By changing the investment strategy allowed under state law to the City’s advantage, City Council adopted a policy to extend the maturity limit from five to ten years strictly due to this fund not having any liquidity concerns that are needed to meet operating expenses. The portfolio is still investing  in the same low-risk, high-grade bonds but with longer maturities. This change has resulted in a two-fold return increase for the fund. The Grants Advisory Commission will now have twice as many funds available for granting purposes just by making this change.

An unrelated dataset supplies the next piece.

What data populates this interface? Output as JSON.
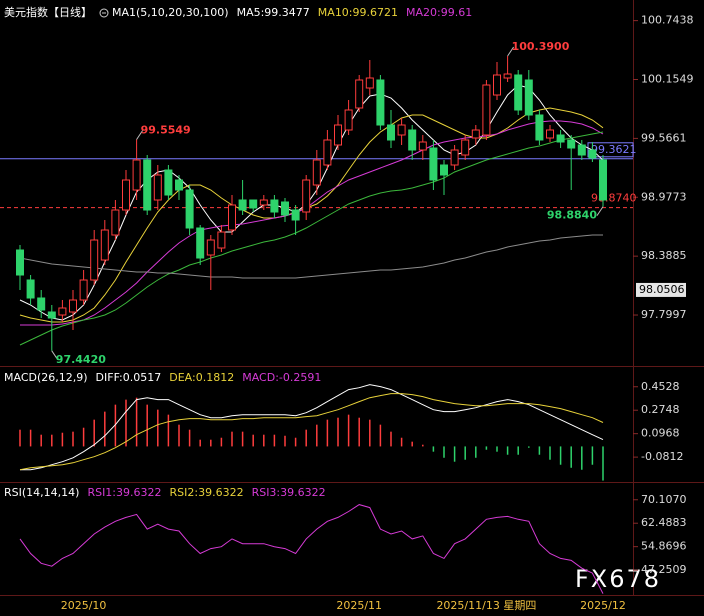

Library Funding—At the FY2016-17 Council Goals workshop, the Council asked staff to ensure adequate funding for the City’s three libraries. The most recent Parks, Recreation and Libraries Department audit made comparisons to city libraries in California that are similar in population. They also include Yolo County because of proximity and size. For FY2013, those findings indicated that Roseville was on the low side of operational expenditures per capita and materials per capita spending. The statewide median expense per capita is $29.28 and the average is $47.13; Roseville is at $26.88. When compared within our region, Roseville is right in the middle of operational expenditure and materials per capita. With high satisfaction levels in the community and because libraries are meeting operational goals despite rising costs, there is not a recommendation to increase the budget at this time. Monitoring service and satisfaction levels is ongoing and recommendations will be made as part of the budget process regarding facilities and programs as appropriate.